# Archive for March 22nd, 2013

### Showing My Math

So here’s the deal. I’m working on a new project and I want to make sure at least some of the details have actual technical grounding. I’m okay with a little handwavium, it’s probably unavoidable, but I want to at least have some grounding in reality. Problem is, I’m not all that great at actual technical grounding, as the last physics class I took was non-AP physics in high school where I barely got a B. So I might occasionally make these posts, I might make just this one, in an attempt to crowdsource some of my equations. The questions I have are whether I’ve got the right equations, and whether I’m using them correctly, and to also play around with LaTeX a little. But mostly the first two things.

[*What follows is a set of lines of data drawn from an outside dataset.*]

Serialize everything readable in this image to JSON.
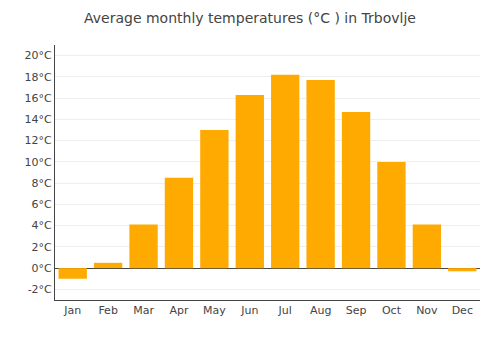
{
  "chart_data": {
    "type": "bar",
    "title": "Average monthly temperatures (°C ) in Trbovlje",
    "categories": [
      "Jan",
      "Feb",
      "Mar",
      "Apr",
      "May",
      "Jun",
      "Jul",
      "Aug",
      "Sep",
      "Oct",
      "Nov",
      "Dec"
    ],
    "values": [
      -1.0,
      0.5,
      4.1,
      8.5,
      13.0,
      16.3,
      18.2,
      17.7,
      14.7,
      10.0,
      4.1,
      -0.3
    ],
    "color": "#FFAA00",
    "ylim": [
      -3,
      21
    ],
    "yticks": [
      {
        "value": -2,
        "label": "-2°C"
      },
      {
        "value": 0,
        "label": "0°C"
      },
      {
        "value": 2,
        "label": "2°C"
      },
      {
        "value": 4,
        "label": "4°C"
      },
      {
        "value": 6,
        "label": "6°C"
      },
      {
        "value": 8,
        "label": "8°C"
      },
      {
        "value": 10,
        "label": "10°C"
      },
      {
        "value": 12,
        "label": "12°C"
      },
      {
        "value": 14,
        "label": "14°C"
      },
      {
        "value": 16,
        "label": "16°C"
      },
      {
        "value": 18,
        "label": "18°C"
      },
      {
        "value": 20,
        "label": "20°C"
      }
    ],
    "grid": true
  }
}
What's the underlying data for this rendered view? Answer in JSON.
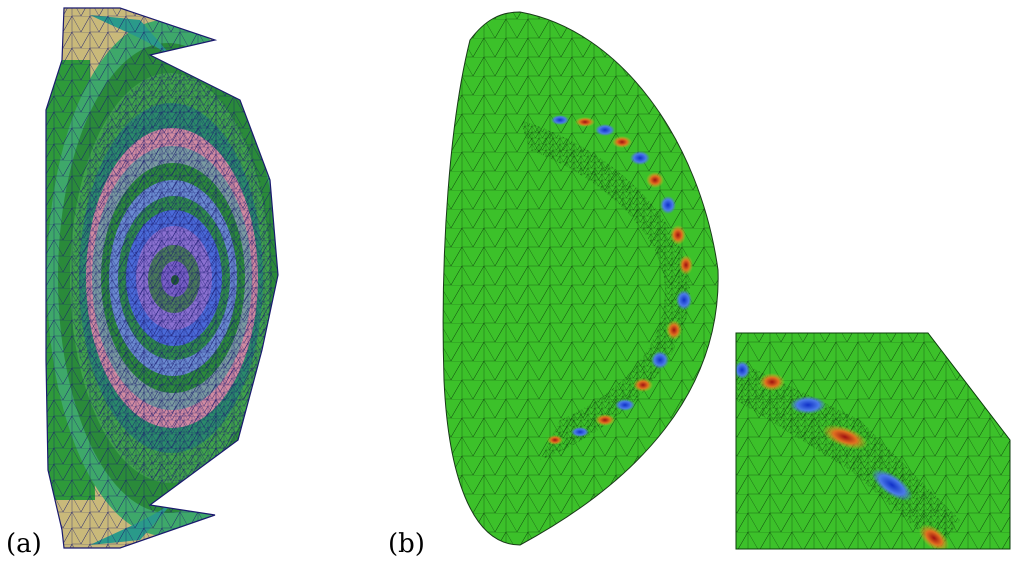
{
  "panels": [
    {
      "label": "(a)"
    },
    {
      "label": "(b)"
    }
  ],
  "colors": {
    "mesh_edge_dark": "#1a1a6e",
    "mesh_edge_green": "#0b4a0b",
    "tan": "#c9b97a",
    "green_bg": "#3cc12a",
    "blue": "#3050d8",
    "red": "#c02020"
  }
}
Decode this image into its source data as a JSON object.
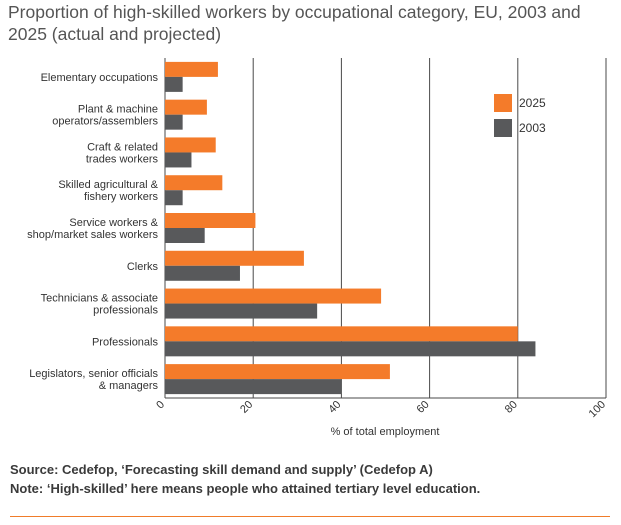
{
  "chart_data": {
    "type": "bar",
    "orientation": "horizontal",
    "title": "Proportion of high-skilled workers by occupational category, EU, 2003 and 2025 (actual and projected)",
    "xlabel": "% of total employment",
    "xlim": [
      0,
      100
    ],
    "xticks": [
      "0",
      "20",
      "40",
      "60",
      "80",
      "100"
    ],
    "grid": true,
    "legend_position": "top-right",
    "categories": [
      [
        "Elementary occupations"
      ],
      [
        "Plant & machine",
        "operators/assemblers"
      ],
      [
        "Craft & related",
        "trades workers"
      ],
      [
        "Skilled agricultural &",
        "fishery workers"
      ],
      [
        "Service workers &",
        "shop/market sales workers"
      ],
      [
        "Clerks"
      ],
      [
        "Technicians & associate",
        "professionals"
      ],
      [
        "Professionals"
      ],
      [
        "Legislators, senior officials",
        "& managers"
      ]
    ],
    "series": [
      {
        "name": "2025",
        "color": "#f47b2a",
        "values": [
          12,
          9.5,
          11.5,
          13,
          20.5,
          31.5,
          49,
          80,
          51
        ]
      },
      {
        "name": "2003",
        "color": "#58595b",
        "values": [
          4,
          4,
          6,
          4,
          9,
          17,
          34.5,
          84,
          40
        ]
      }
    ]
  },
  "footer": {
    "source": "Source: Cedefop, ‘Forecasting skill demand and supply’ (Cedefop A)",
    "note": "Note: ‘High-skilled’ here means people who attained tertiary level education."
  }
}
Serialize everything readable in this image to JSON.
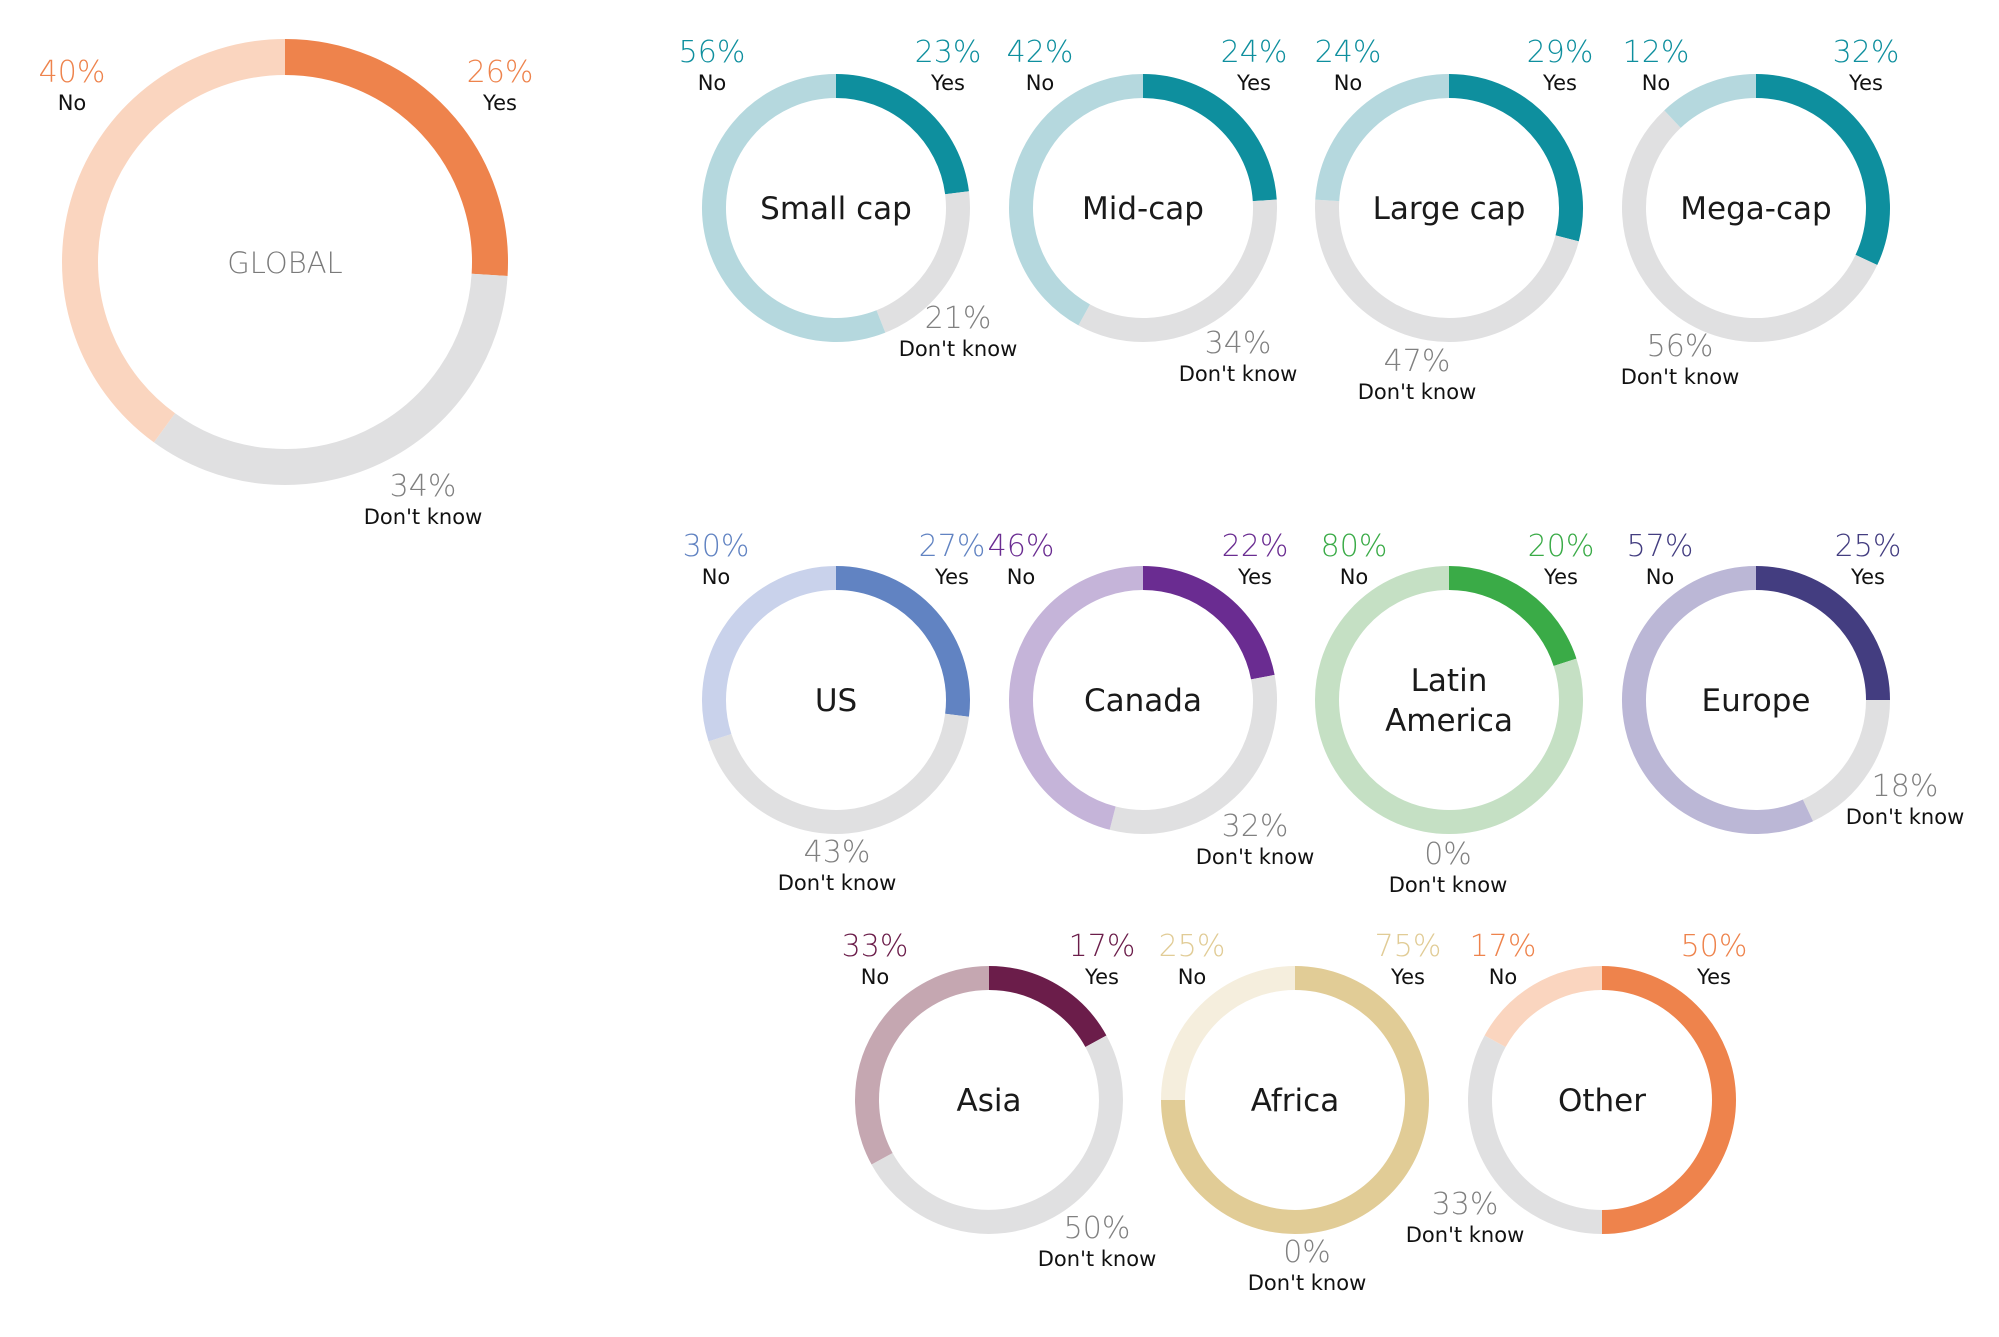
{
  "chart_data": [
    {
      "type": "pie",
      "title": "GLOBAL",
      "categories": [
        "Yes",
        "Don't know",
        "No"
      ],
      "values": [
        26,
        34,
        40
      ],
      "labels": [
        "26%",
        "34%",
        "40%"
      ],
      "colors": {
        "yes": "#ee834c",
        "no": "#fad5bf",
        "dontknow": "#e0e0e1",
        "text": "#7a7a7a",
        "pct_yes": "#ee834c",
        "pct_no": "#ee834c"
      }
    },
    {
      "type": "pie",
      "title": "Small cap",
      "categories": [
        "Yes",
        "Don't know",
        "No"
      ],
      "values": [
        23,
        21,
        56
      ],
      "labels": [
        "23%",
        "21%",
        "56%"
      ],
      "colors": {
        "yes": "#0e8f9e",
        "no": "#b5d8de",
        "dontknow": "#e0e0e1",
        "text": "#1a1a1a",
        "pct_yes": "#0e8f9e",
        "pct_no": "#0e8f9e"
      }
    },
    {
      "type": "pie",
      "title": "Mid-cap",
      "categories": [
        "Yes",
        "Don't know",
        "No"
      ],
      "values": [
        24,
        34,
        42
      ],
      "labels": [
        "24%",
        "34%",
        "42%"
      ],
      "colors": {
        "yes": "#0e8f9e",
        "no": "#b5d8de",
        "dontknow": "#e0e0e1",
        "text": "#1a1a1a",
        "pct_yes": "#0e8f9e",
        "pct_no": "#0e8f9e"
      }
    },
    {
      "type": "pie",
      "title": "Large cap",
      "categories": [
        "Yes",
        "Don't know",
        "No"
      ],
      "values": [
        29,
        47,
        24
      ],
      "labels": [
        "29%",
        "47%",
        "24%"
      ],
      "colors": {
        "yes": "#0e8f9e",
        "no": "#b5d8de",
        "dontknow": "#e0e0e1",
        "text": "#1a1a1a",
        "pct_yes": "#0e8f9e",
        "pct_no": "#0e8f9e"
      }
    },
    {
      "type": "pie",
      "title": "Mega-cap",
      "categories": [
        "Yes",
        "Don't know",
        "No"
      ],
      "values": [
        32,
        56,
        12
      ],
      "labels": [
        "32%",
        "56%",
        "12%"
      ],
      "colors": {
        "yes": "#0e8f9e",
        "no": "#b5d8de",
        "dontknow": "#e0e0e1",
        "text": "#1a1a1a",
        "pct_yes": "#0e8f9e",
        "pct_no": "#0e8f9e"
      }
    },
    {
      "type": "pie",
      "title": "US",
      "categories": [
        "Yes",
        "Don't know",
        "No"
      ],
      "values": [
        27,
        43,
        30
      ],
      "labels": [
        "27%",
        "43%",
        "30%"
      ],
      "colors": {
        "yes": "#6183c2",
        "no": "#c9d2eb",
        "dontknow": "#e0e0e1",
        "text": "#1a1a1a",
        "pct_yes": "#6183c2",
        "pct_no": "#6183c2"
      }
    },
    {
      "type": "pie",
      "title": "Canada",
      "categories": [
        "Yes",
        "Don't know",
        "No"
      ],
      "values": [
        22,
        32,
        46
      ],
      "labels": [
        "22%",
        "32%",
        "46%"
      ],
      "colors": {
        "yes": "#6a2c91",
        "no": "#c5b4d9",
        "dontknow": "#e0e0e1",
        "text": "#1a1a1a",
        "pct_yes": "#6a2c91",
        "pct_no": "#6a2c91"
      }
    },
    {
      "type": "pie",
      "title": "Latin America",
      "categories": [
        "Yes",
        "Don't know",
        "No"
      ],
      "values": [
        20,
        0,
        80
      ],
      "labels": [
        "20%",
        "0%",
        "80%"
      ],
      "colors": {
        "yes": "#3aab47",
        "no": "#c5e0c4",
        "dontknow": "#e0e0e1",
        "text": "#1a1a1a",
        "pct_yes": "#3aab47",
        "pct_no": "#3aab47"
      }
    },
    {
      "type": "pie",
      "title": "Europe",
      "categories": [
        "Yes",
        "Don't know",
        "No"
      ],
      "values": [
        25,
        18,
        57
      ],
      "labels": [
        "25%",
        "18%",
        "57%"
      ],
      "colors": {
        "yes": "#433d80",
        "no": "#bbb7d6",
        "dontknow": "#e0e0e1",
        "text": "#1a1a1a",
        "pct_yes": "#433d80",
        "pct_no": "#433d80"
      }
    },
    {
      "type": "pie",
      "title": "Asia",
      "categories": [
        "Yes",
        "Don't know",
        "No"
      ],
      "values": [
        17,
        50,
        33
      ],
      "labels": [
        "17%",
        "50%",
        "33%"
      ],
      "colors": {
        "yes": "#6b1d4a",
        "no": "#c5a7b1",
        "dontknow": "#e0e0e1",
        "text": "#1a1a1a",
        "pct_yes": "#6b1d4a",
        "pct_no": "#6b1d4a"
      }
    },
    {
      "type": "pie",
      "title": "Africa",
      "categories": [
        "Yes",
        "Don't know",
        "No"
      ],
      "values": [
        75,
        0,
        25
      ],
      "labels": [
        "75%",
        "0%",
        "25%"
      ],
      "colors": {
        "yes": "#e1cc96",
        "no": "#f5eedd",
        "dontknow": "#e0e0e1",
        "text": "#1a1a1a",
        "pct_yes": "#e1cc96",
        "pct_no": "#e1cc96"
      }
    },
    {
      "type": "pie",
      "title": "Other",
      "categories": [
        "Yes",
        "Don't know",
        "No"
      ],
      "values": [
        50,
        33,
        17
      ],
      "labels": [
        "50%",
        "33%",
        "17%"
      ],
      "colors": {
        "yes": "#ee834c",
        "no": "#fad5bf",
        "dontknow": "#e0e0e1",
        "text": "#1a1a1a",
        "pct_yes": "#ee834c",
        "pct_no": "#ee834c"
      }
    }
  ],
  "dontknow_pct_color": "#808080",
  "label_color": "#111111"
}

So here’s today’s problem: Given a cylindrical space ship with an internal radius of 6km, how fast must it be rotating to create a centripetal acceleration equivalent to earth gravity for someone standing on the inside surface? I didn’t know any of these equations, but found them at this rather helpful forum post. First, we must find the speed at that 6km point that would produce an acceleration of 9.8m/sÂ²: $a=\frac{v^2}{r}$ $a=9.8 \frac{m}{s^2}$ $r=6000 m$ $9.8=\frac{v^2}{6000}$ $9.8*6000=v^2$ $58800=v^2$ $v=242.49 \frac{m}{s}$

That number sounds awfully damn fast, but consider the speed of rotation of the earth at sea level on the equator is roughly 465 m/s. Next step, at least what I’m assured is the next step, is converting this into radians/second: $W=\frac{v}{r}$ $v=242.49$ $r=6000$ $W=\frac{242.49}{6000}=0.0404$

Finally this can be converted to revolutions per minute. The conversion formula I found is: $1 \frac{rad}{s} = \frac{60}{2pi} = \frac{30}{pi} rpm$ $0.0404 \frac{rad}{s} = \frac{30*0.0404}{pi}=\frac{1.212}{pi}=0.386 rpm$

Therefore the ship is rotating at a rate slightly faster than once every three minutes. What I didn’t expect is that, since the rate of rotation is a constant, centripetal acceleration increases linearly from the axis of rotation. I’m so accustomed to formulas for gravity having squares all over the place, but this isn’t, strictly speaking, gravity. It’s an acceleration equal to gravity. So at half the distance from the axis of rotation, we can work backwards with W as a constant… $W=\frac{v}{r}$ $0.0404=\frac{v}{3000}$ $v=0.0404*3000=121.2\frac{m}{s}$ $a=\frac{v^2}{r}$ $a=\frac{121.2^2}{3000} = \frac{14689.44}{3000} = 4.9 \frac{m}{s^2}$

Which is equivalent to half gravity.

My next trick will be to find a formula that describes the rate of descent for a body falling through linearly increasing gravity. That’s less likely to come up in-story, but more for my own curiosity.

Edit: Some further poking around (which, I’m ashamed to say, has mostly been at Wikipedia so far) suggests that 2rpm is about the maximum rotation that most humans can adjust to with no ill effects, so my rotation of nearly 1/6 that rate is shockingly safe in and of itself. So that’s good to know. Now if only it didn’t have a “citation needed” tag.